A leaked government report has suggested that the number of home repossessions could rise to unprecedented levels in 2012. We consider how you can protect your home in times of financial difficulty by ensuring you have a financial buffer.
In 2009, the Council of Mortgage Lenders (CML) reported 48,000 homes were repossessed. This figure was far lower than the 75,000-90,000 predicted.
However, a recently leaked government report has suggested that by 2012, the number of homes repossessed by mortgage lenders could rise to 175,000.
The reason why far fewer homes have been repossessed than expected since the beginning of the recession is largely because low interest rates have reduced the cost of mortgage payments.
Many homeowners have suffered reduced incomes and even periods of unemployment. However, these reductions have been offset by lower mortgage costs therefore keeping them from falling into arrears.
Devastating effect of cuts and interest rate rises
Unfortunately the economic situation is due to get far worse for British homeowners.
Firstly, the government is being forced to make massive cuts to public spending. This is going to filter through to reduced incomes and job losses in both the public and private sectors.
These cuts alone will be enough to push many homeowners into a position where they are no longer able to afford their mortgage payments.
On top of this, the problem will be compounded when interest rates start to rise. Many economists predict that this will happen by the end of 2011. Rising interest rates will result in significant increases to the cost of mortgage payments.

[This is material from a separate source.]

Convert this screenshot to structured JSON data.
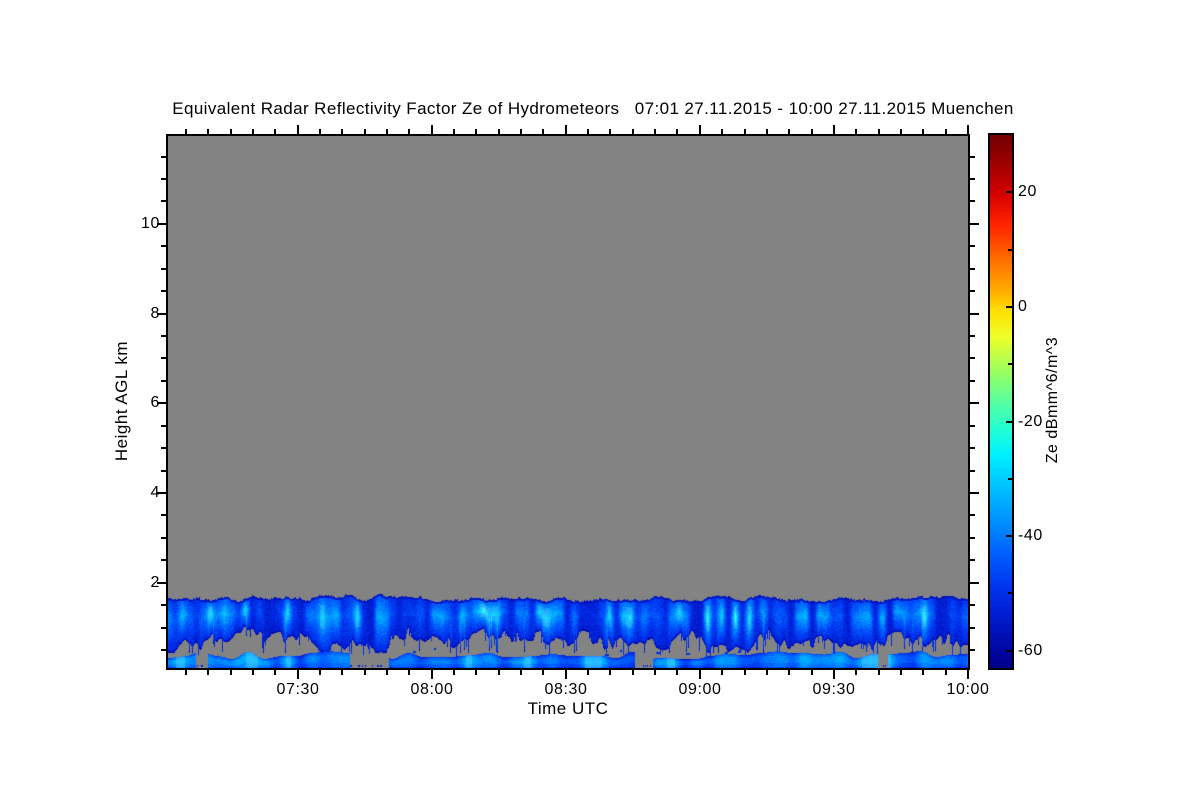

Combined with income reductions, this will mean that a large number of people will simply not be able to continue to pay their mortgages. They will fall into arrears and this will then lead to their home being repossessed.
Plan a financial buffer
If you are worried that if your income falls or interest rates rise you may struggle to pay your mortgage, it is very important to take action now.
It is far easier to manage a financial crisis if you have savings to fall back on. The majority of people have little or nothing set aside for a rainy day. If this is you, then you need to plan to change this.
The best way to do this is list out all of income and monthly living expenses. Have a look where you can cut back and save the money that you do not spend.
This money should then be put aside to use as a financial buffer if your finances get tight. Saving is always difficult but to make it easier, make sure you put the money you want to save aside at the beginning of the month, not the end.
Take action now
Home repossessions have been unexpectedly low over the past eighteen months largely because of low interest rates. However, this situation will change.
Interest rates are expected to rise again by the end of 2010, automatically increasing the cost of many mortgages. In addition, government cuts will reduce many family incomes.
This combination of events will put many family incomes under severe pressure and lead to many not being able to afford their mortgage payments.
It is therefore extremely important to recognise that your financial position could be about to change. If you do not have any savings which could help fill the gap and maintain your mortgage payments, you should act now to change this before your options run out.